Visual extraction is a component that uses a visual model to understand the layout of the document and extract data from it. It is particularly useful for documents that have a visual structure, such as tables, images or forms. We can enable it without any extra configuration, or it can be customized to our use case using the following parameters:

  • LLM: In this field we can select in generative_model the LLM that will be used to extract the data from the document, and also, if we wanted, we could add the specific credentials for said LLM provider in user_keys.

    warning

    We must make sure to choose a visual LLM.

  • RULES: In this field we can define the rules that will be used to extract the data from the document. The rules should be defined using natural language, and they will be used to guide the visual model in extracting the data from the document. For example, we can define rules such as "describe the images in the documents as if you were an expert in the field of electronics" or "extract the data from the tables in the document and present it in a structured format".

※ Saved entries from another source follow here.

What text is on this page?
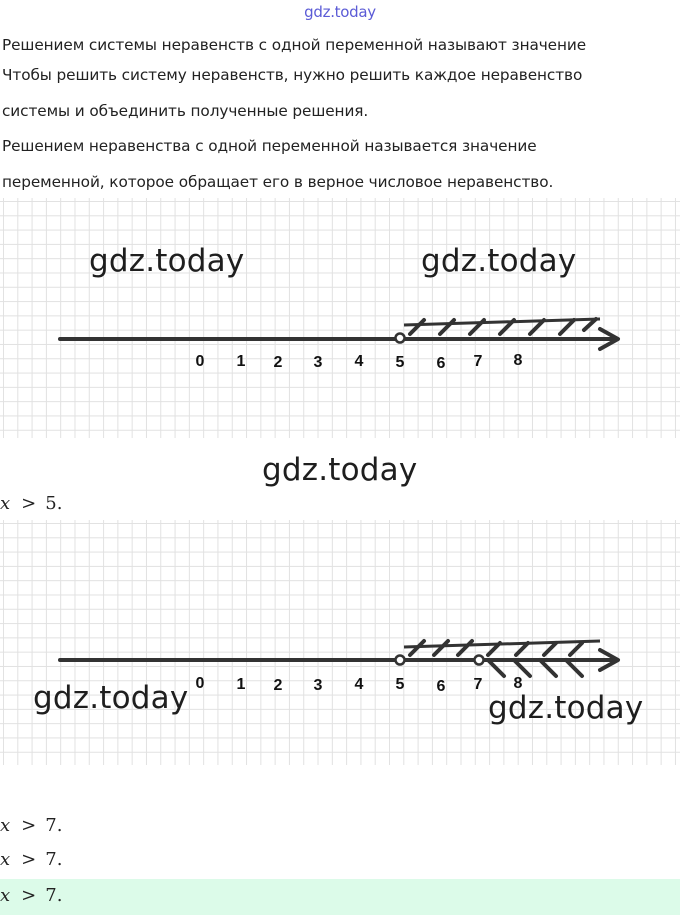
gdz.today
Решением системы неравенств с одной переменной называют значение
Чтобы решить систему неравенств, нужно решить каждое неравенство
системы и объединить полученные решения.
Решением неравенства с одной переменной называется значение
переменной, которое обращает его в верное числовое неравенство.
0 1 2 3 4 5 6 7 8
gdz.today	gdz.today
gdz.today
x > 5.
0 1 2 3 4 5 6 7 8
gdz.today	gdz.today
x > 7.
x > 7.
x > 7.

Example of a visual extraction configuration::

{
"name": "Visual Extraction Strategy",
"llm": {
"generative_model": "chatgpt-azure-4o"
},
"rules": [
"Extract the text from the document ignoring the footers and headers",
"Describe the images in the document as if you were an expert in the field of electronics"
]
}

When we enable visual extraction, all pages in the document will be processed using the visual model, and the data will be extracted according to the rules defined in the strategy. We recommend playing around with the rules and the LLM to find the best combination for your use case.

AI Tables

AI Tables uses AI models to understand the structure of the tables in the document and extract the data from them. It is particularly useful for documents that have complex tables, such as financial reports or invoices. When activating this strategy, first we detect the tables in the document, and then we extract the data from them using an LLM. Only pages that contain tables will be processed using this strategy. The tables will be extracted and presented in markdown, and will be added to the extracted text for the document with the typle table. Note that this strategy can be used in combination with visual extraction, so we can extract data from complex tables that have a visual structure.

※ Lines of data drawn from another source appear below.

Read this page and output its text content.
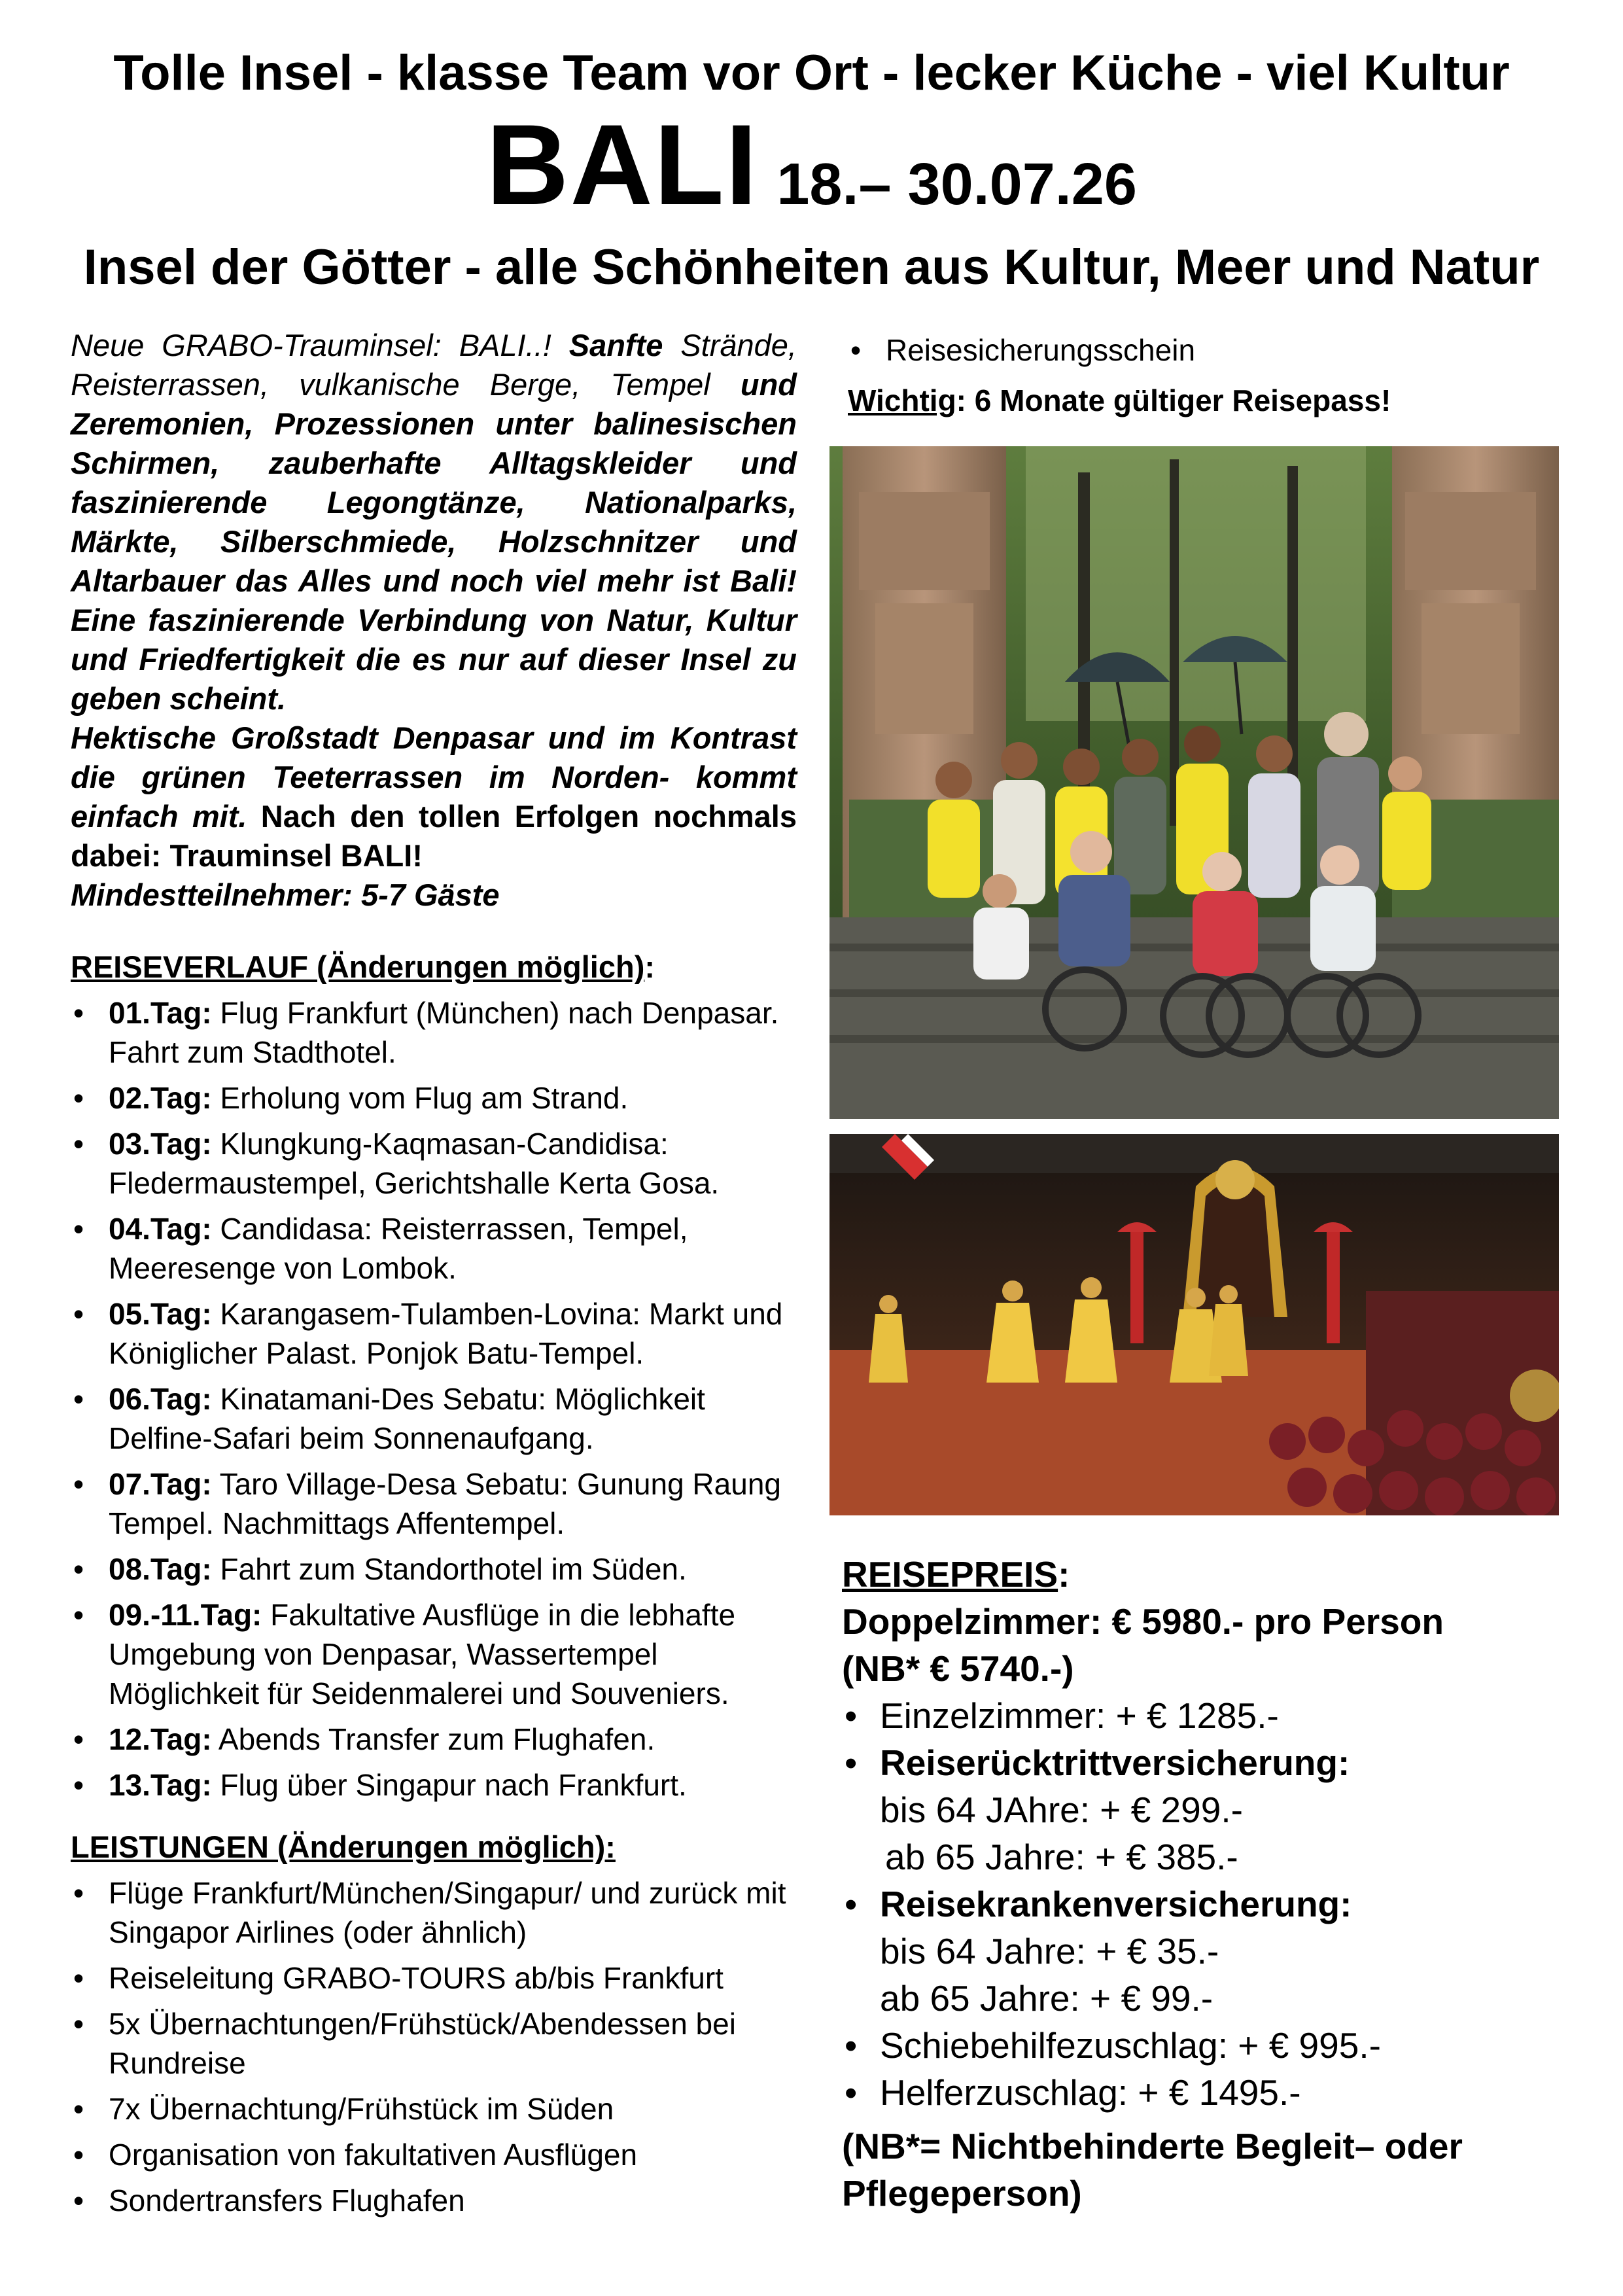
Tolle Insel - klasse Team vor Ort - lecker Küche - viel Kultur
BALI 18.– 30.07.26
Insel der Götter - alle Schönheiten aus Kultur, Meer und Natur

Neue GRABO-Trauminsel: BALI..! Sanfte Strände, Reisterrassen, vulkanische Berge, Tempel und Zeremonien, Prozessionen unter balinesischen Schirmen, zauberhafte Alltagskleider und faszinierende Legongtänze, Nationalparks, Märkte, Silberschmiede, Holzschnitzer und Altarbauer das Alles und noch viel mehr ist Bali! Eine faszinierende Verbindung von Natur, Kultur und Friedfertigkeit die es nur auf dieser Insel zu geben scheint.

Hektische Großstadt Denpasar und im Kontrast die grünen Teeterrassen im Norden- kommt einfach mit. Nach den tollen Erfolgen nochmals dabei: Trauminsel BALI!

Mindestteilnehmer: 5-7 Gäste

REISEVERLAUF (Änderungen möglich):
• 01.Tag: Flug Frankfurt (München) nach Denpasar. Fahrt zum Stadthotel.
• 02.Tag: Erholung vom Flug am Strand.
• 03.Tag: Klungkung-Kaqmasan-Candidisa: Fledermaustempel, Gerichtshalle Kerta Gosa.
• 04.Tag: Candidasa: Reisterrassen, Tempel, Meeresenge von Lombok.
• 05.Tag: Karangasem-Tulamben-Lovina: Markt und Königlicher Palast. Ponjok Batu-Tempel.
• 06.Tag: Kinatamani-Des Sebatu: Möglichkeit Delfine-Safari beim Sonnenaufgang.
• 07.Tag: Taro Village-Desa Sebatu: Gunung Raung Tempel. Nachmittags Affentempel.
• 08.Tag: Fahrt zum Standorthotel im Süden.
• 09.-11.Tag: Fakultative Ausflüge in die lebhafte Umgebung von Denpasar, Wassertempel Möglichkeit für Seidenmalerei und Souveniers.
• 12.Tag: Abends Transfer zum Flughafen.
• 13.Tag: Flug über Singapur nach Frankfurt.
LEISTUNGEN (Änderungen möglich):
• Flüge Frankfurt/München/Singapur/ und zurück mit Singapor Airlines (oder ähnlich)
• Reiseleitung GRABO-TOURS ab/bis Frankfurt
• 5x Übernachtungen/Frühstück/Abendessen bei Rundreise
• 7x Übernachtung/Frühstück im Süden
• Organisation von fakultativen Ausflügen
• Sondertransfers Flughafen
• Reisesicherungsschein
Wichtig: 6 Monate gültiger Reisepass!
REISEPREIS:
Doppelzimmer: € 5980.- pro Person
(NB* € 5740.-)
• Einzelzimmer: + € 1285.-
• Reiserücktrittversicherung:
bis 64 JAhre: + € 299.-
ab 65 Jahre: + € 385.-
• Reisekrankenversicherung:
bis 64 Jahre: + € 35.-
ab 65 Jahre: + € 99.-
• Schiebehilfezuschlag: + € 995.-
• Helferzuschlag: + € 1495.-
(NB*= Nichtbehinderte Begleit– oder Pflegeperson)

Ai tables can be used as it is or further customized using the following parameters:

  • LLM: In this field we can select in generative_model the LLM that will be used to extract the data from the tables in the document, and also, if we wanted, we could add the specific credentials for said LLM provider in user_keys.
  • RULES: In this field we can define the rules that will be used to extract the data from the tables in the document. The rules should be defined using clear and concise natural language, and they will be used to guide the LLM in extracting the data from the tables. For example, we can define rules such as "Convert all the extracted figures to euros" or "If the table has no title, make one up".
  • merge_pages and max_pages_to_merge: These parameters are used to control how many pages of the document will be merged together to extract the tables. The default value is 1, which means that each page will be processed separately. If we set it to a higher value, the strategy will merge the specified number of pages together and extract the tables from them. This can be useful for documents that have tables that span multiple pages. Example of an AI Tables configuration:
{
"name": "AI Tables Strategy",
"llm": {
"generative_model": "chatgpt-azure-4o"
},
"rules": ["Make sure to convert all the extracted figures to euros", "If the table has no title, make one up"]
}

Same as with visual extraction, we recommend playing around with the rules and the model to find the best combination for your use case.

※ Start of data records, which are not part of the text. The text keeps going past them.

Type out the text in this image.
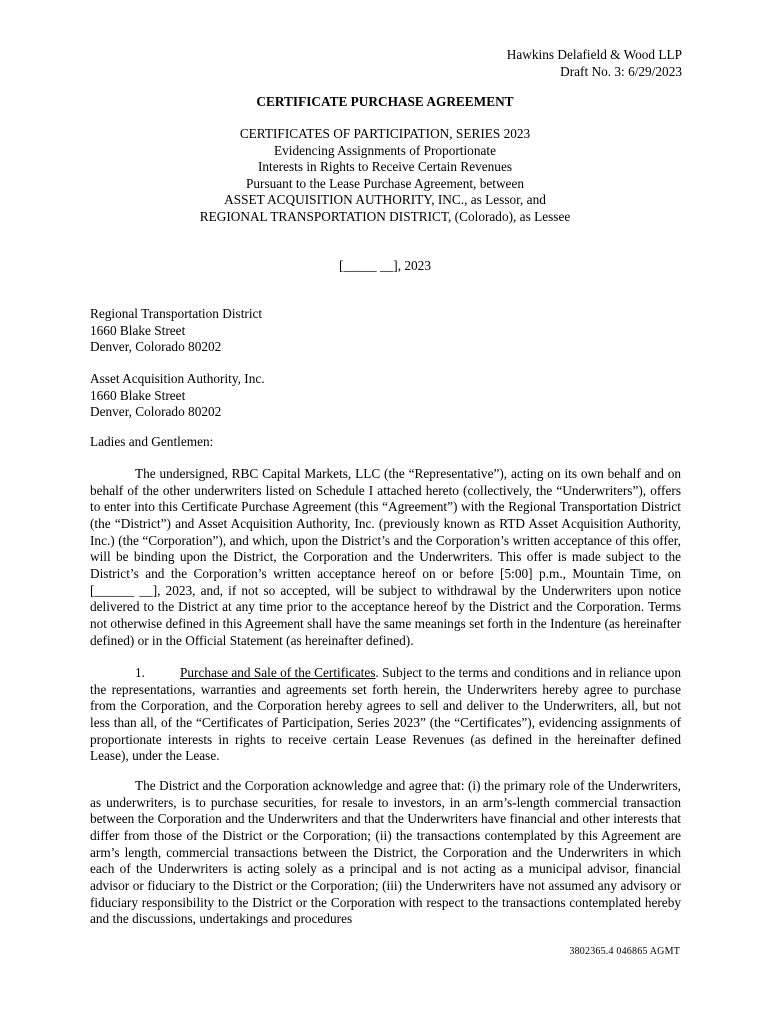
Hawkins Delafield & Wood LLP
Draft No. 3: 6/29/2023
CERTIFICATE PURCHASE AGREEMENT
CERTIFICATES OF PARTICIPATION, SERIES 2023
Evidencing Assignments of Proportionate
Interests in Rights to Receive Certain Revenues
Pursuant to the Lease Purchase Agreement, between
ASSET ACQUISITION AUTHORITY, INC., as Lessor, and
REGIONAL TRANSPORTATION DISTRICT, (Colorado), as Lessee
[_____ __], 2023
Regional Transportation District
1660 Blake Street
Denver, Colorado 80202
Asset Acquisition Authority, Inc.
1660 Blake Street
Denver, Colorado 80202
Ladies and Gentlemen:

The undersigned, RBC Capital Markets, LLC (the “Representative”), acting on its own behalf and on behalf of the other underwriters listed on Schedule I attached hereto (collectively, the “Underwriters”), offers to enter into this Certificate Purchase Agreement (this “Agreement”) with the Regional Transportation District (the “District”) and Asset Acquisition Authority, Inc. (previously known as RTD Asset Acquisition Authority, Inc.) (the “Corporation”), and which, upon the District’s and the Corporation’s written acceptance of this offer, will be binding upon the District, the Corporation and the Underwriters. This offer is made subject to the District’s and the Corporation’s written acceptance hereof on or before [5:00] p.m., Mountain Time, on [______ __], 2023, and, if not so accepted, will be subject to withdrawal by the Underwriters upon notice delivered to the District at any time prior to the acceptance hereof by the District and the Corporation. Terms not otherwise defined in this Agreement shall have the same meanings set forth in the Indenture (as hereinafter defined) or in the Official Statement (as hereinafter defined).

1.	Purchase and Sale of the Certificates. Subject to the terms and conditions and in reliance upon the representations, warranties and agreements set forth herein, the Underwriters hereby agree to purchase from the Corporation, and the Corporation hereby agrees to sell and deliver to the Underwriters, all, but not less than all, of the “Certificates of Participation, Series 2023” (the “Certificates”), evidencing assignments of proportionate interests in rights to receive certain Lease Revenues (as defined in the hereinafter defined Lease), under the Lease.

The District and the Corporation acknowledge and agree that: (i) the primary role of the Underwriters, as underwriters, is to purchase securities, for resale to investors, in an arm’s-length commercial transaction between the Corporation and the Underwriters and that the Underwriters have financial and other interests that differ from those of the District or the Corporation; (ii) the transactions contemplated by this Agreement are arm’s length, commercial transactions between the District, the Corporation and the Underwriters in which each of the Underwriters is acting solely as a principal and is not acting as a municipal advisor, financial advisor or fiduciary to the District or the Corporation; (iii) the Underwriters have not assumed any advisory or fiduciary responsibility to the District or the Corporation with respect to the transactions contemplated hereby and the discussions, undertakings and procedures

3802365.4 046865 AGMT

Strategy creation and management

Before we can use an extract strategy, we need to create it. We can create as many strategies as we want, and just use the right one for each processing job. Once created we can not modify our strategies, but we can delete them and inspect the ones we have created for a given kb.

Dashboard

To create a strategy, just go to the section AI Models and then to Extraction. Then you can click on the button Create configuration to create a new strategy. Once there, you can fill in the necessary fields with the desired configuration. In the same section, you can also see the list of strategies you have created, and you can delete them once you no longer need them.

CLI

To create a strategy using the CLI, you can use the command nuclia kb extract_strategies add with the desired configuration in JSON format. You can also list the strategies you have created with nuclia kb extract_strategies list, and delete them with nuclia kb extract_strategies delete.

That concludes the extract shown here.